La chute des prix du carbone gêne les investissements verts de certains industriels
Par Anne-Sophie Bellaiche - Publié le
Le prix du carbone est un signal pour investir dans des solutions très nouvelles et sa chute ne facilite pas les business plans de certains industriels. Pour d’autres, en revanche, un mouvement de fond est en cours même chez les émergents qui offrent des opportunités à tous ceux qui développent une offre verte. Un soutien cohérent des politiques est en revanche essentiel pour tous.
Les certificats de réduction d’émissions des Nations Unis ont perdu 50 % de leur valeur depuis juin. En Europe, les EUA (European Union Allowance) sont tombés en dessous de 8 euros la tonne ce mois-ci. Cette situation est due principalement au ralentissement de l’économie européenne car les règles du jeu ont été créées avant la crise de 2008.

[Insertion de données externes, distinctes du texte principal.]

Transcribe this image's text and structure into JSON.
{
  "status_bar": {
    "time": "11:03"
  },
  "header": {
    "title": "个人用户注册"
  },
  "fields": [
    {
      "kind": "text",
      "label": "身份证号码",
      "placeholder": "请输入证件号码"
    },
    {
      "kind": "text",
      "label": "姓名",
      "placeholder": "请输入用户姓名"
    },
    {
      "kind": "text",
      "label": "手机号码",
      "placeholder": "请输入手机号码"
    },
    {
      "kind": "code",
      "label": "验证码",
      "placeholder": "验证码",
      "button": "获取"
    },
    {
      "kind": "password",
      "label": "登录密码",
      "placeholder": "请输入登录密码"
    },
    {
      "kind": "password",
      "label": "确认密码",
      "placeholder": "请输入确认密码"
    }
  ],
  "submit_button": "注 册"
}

Aujourd’hui, il y a trop de permis pour trop peu de pollueurs. Et les pays les plus émetteurs (comme les Etats-Unis et la Chine) ne sont pas soumis à ce système. Cette situation est particulièrement préoccupante pour un industriel comme Alstom qui travaille sur des projets de captage et stockage de CO2. Patrick Fragman, vice président chez Alstom expliquait lors d’une réunion organisée à l’initiative du Cercle de l’industrie le 6 décembre sur l’économie verte : "Dans l’énergie, il faut un signal clair pour investir à long terme, nous sommes sur des cycles longs la stabilité du prix du carbone est essentiel pour passer du pilote à la phase d’industrialisation."
Patricia Crifo, économiste et chercheur à l’école Polytechnique qui a réalisé une étude sur 7 filières de l’industrie française face à l’économie verte, confirmait que la conversion écologique est tiré par la dimension réglementaire. "Plus que la pression de la demande , c’est la politique environnemental mis en œuvre par la puissance publique qui tire les évolutions, à côté bien sûr du prix des matières premières et de l’énergie". Pour l’économiste, "l’effondrement des prix du carbone est un problème majeur".
Solutions performantes
Certains industriels, en revanche, en particulier sur des marchés matures comme le ciment par exemple, sont plus confiants sur l’idée que des solutions performantes en matière environnementale leur offrent un avantage compétitif, prix du carbone élevé ou pas. Jean Desazars de Montgaillard, directeur adjoint de la stratégie de Lafarge explique que pour ce qui concerne la Chine par exemple, il faut distinguer entre "la parole officielle dans les réunions internationales type Durban", qui rejette l’idée d’une contrainte extérieure sur les émissions et "la volonté de mise en œuvre patente sur le terrain de sites et de productions plus propres."
Une vision confortée par le directeur général adjoint de Rhodia. "En Chine des unités sont fermées, des industries sont restructurés aujourd’ hui pour des raisons environnementales." Les industriels européens veulent-ils encore plus de règlementations et de taxes pour accélérer leur investissement dans l’innovation verte ? On n’en est pas là. Mais il n’y a pas d’opposition de fonds à une règlementation plus contraignante. "Tout est une question d’équilibre", estime Denis Ranque, président du cercle de l’Industrie qui pense que "faire la course en tête c’est bien mais la faire tout seul est préjudiciable".
Pour le représentant des trente plus grands groupes industriels français , la vision politique est de trop courte vue et son action au contrainte trop lente. "Il y a quelques années, les politiques étaient à fond dans le Grenelle et en oubliaient la compétitivité. Aujourd’hui, ils sont à fond dans la crise et en oublie les enjeux de conversion écologique." Et c’est un industriel qui le leur dit.